46) The equitisation of debt, i.e. the replacement of debt instruments with shared equity ownership, resulting in innovative risk/reward sharing arrangements [Lars Wulf]
47) What can we learn from the oldest organisations – churches, universities, schools guilds, families (pick up from existing research)?
48) Are the oldest organisations similar, do they encourage diversity or restrict it? What metrics should be used to evaluate them?
49) Do successful organisations just have a system that promotes a successful decision-maker for the time?
50) Do successful organizations promote trust and thus lower transactions costs?
51) Building the insurer that could never go bust
52) Building the ultimate mutual
53) [from Mick James] “One more long-finance anecdote, possibly apocryphal: in land-owning British families it was traditional, when a daughter was born, to plant a grove of willow trees. By the daughter came of marriageable age, the willows were mature enough to be cut down and sold to the makers of cricket bats: the proceeds paid for the wedding.”
54) Can we create an out-of-the-box mutual investment vehicle that needs no maintenance – automated fund management for the masses? [Frank Dunn]
55) Regulation, monitoring, supervision, competition;
56) How do we prevent the moral hazard of governments promising what they need for votes, tyranny of the silent majority?
57) Are NGOs a sign of failure or a new life form?
58) What is the effect of taxation on the value of money?
59) Can we build retirement cohorts?

Rational vs. Behavioural

60) Is ‘nudging’ethical
61) Should we ‘read’ people’s brains?
62) Is trust an emergent property of large networks?
63) What can we learn from harsh climates - the finances of the Inuit or Bushmen?
64) What can we learn from conditions of over-abundance, e.g. economic booms and busts of the potlatch system among the Northwest coast Indians (Tlingit and such)? [John Abbink]
65) Why does augury sell?
66) How might money affect our evolution as primates?

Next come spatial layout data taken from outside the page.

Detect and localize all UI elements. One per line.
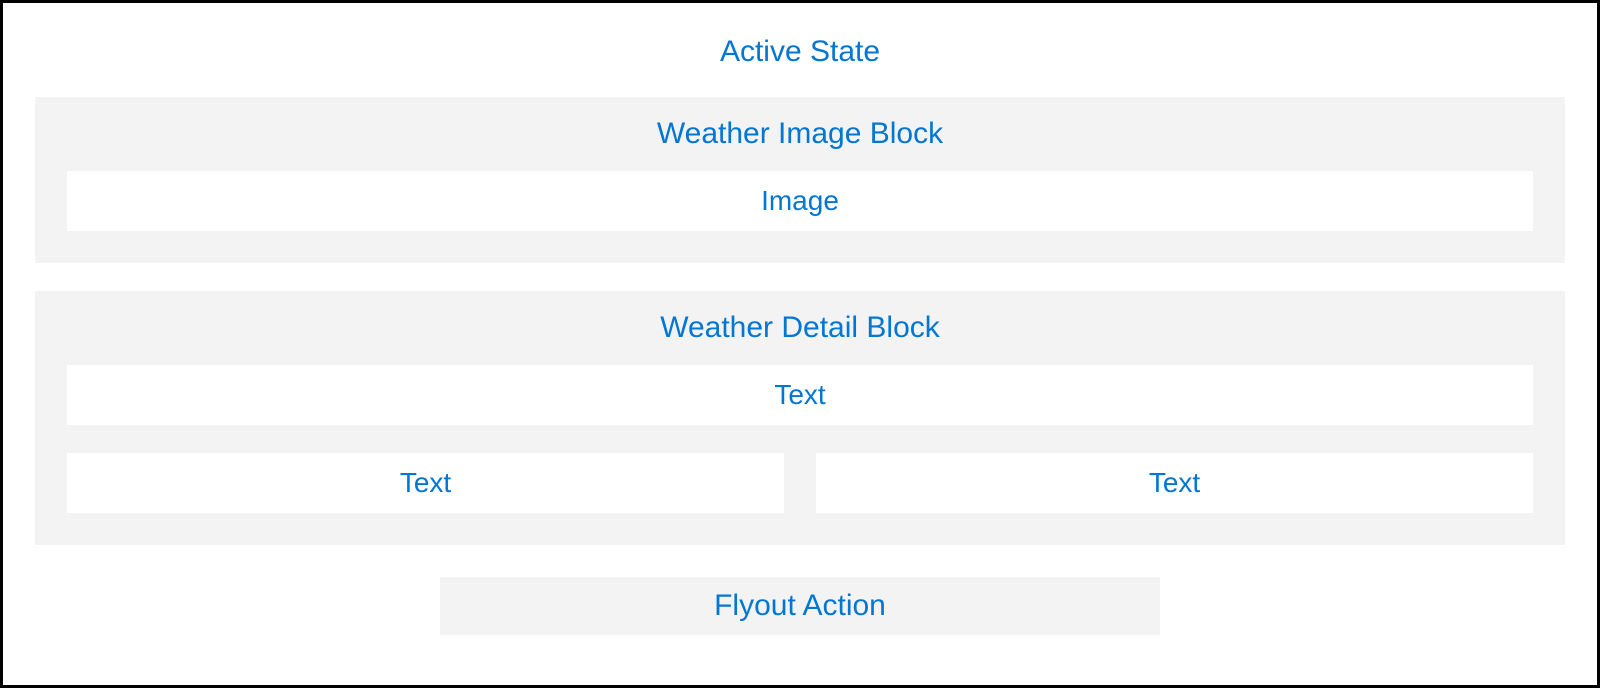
active-state-frame: Active State Weather Image Block Image W… [0,0,1600,688]
page-title: Active State [720,35,880,69]
weather-detail-block-title: Weather Detail Block [660,311,940,345]
weather-detail-block: Weather Detail Block Text Text Text [35,291,1565,545]
image-slot: Image [67,171,1533,231]
text-slot-full: Text [67,365,1533,425]
flyout-action[interactable]: Flyout Action [440,577,1160,635]
weather-image-block-title: Weather Image Block [657,117,943,151]
text-slot-right: Text [816,453,1533,513]
weather-image-block: Weather Image Block Image [35,97,1565,263]
text-slot-row: Text Text [67,453,1533,513]
text-slot-left: Text [67,453,784,513]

Sustainability vs. Robustness vs. Resilience

67) Sustainable supply chains – not transaction by transaction, more trust
68) Assume a 1% improvement in productivity each year – so a genuine increase of 1% per annum in wealth per capita – you then need about 70 years to double your money in real terms. Therefore today’s 20 year old can expect to have doubled his/her savings contribution by the age of 90. Higher returns are the result of inter-generational transfers of wealth, or the growth in population. Population needs to peak during the lifetime of todays 20 year old, or the planet goes to hell. Inter-generational wealth transfers won’t work without population increases as eventually the paying generation revolts. So back to productivity increases as the only real source of wealth increase. Question: Is there another sustainable source of wealth generation? If not, how do we improve the rate of productivity increases in order to create a robust long finance framework?
69) How can we introduce and measure ‘simplicity’?
70) How do we internalise externalities?
71) How do we prevent internalities becoming externalities?
72) Is there a way to value abundance rather than scarcity? [Tantram]

Theory vs. Practice

73) What radical new theories are (a) elegant, (b) coherent, (c) profound?
74) Valuing the hard to value – what is mark-to-market, do third parties know what they’re doing?
75) Is finance a good in its own right, a source of information, a self preserving feedback loop, or a parasite?
76) Rejecta Economica (like Rejecta Mathematica – Economist, 1 August 02009) – what might be learned from discarded economics?
77) Finance as fashion – X Factor, Strictly Come Dancing
78) What if one person had all the money?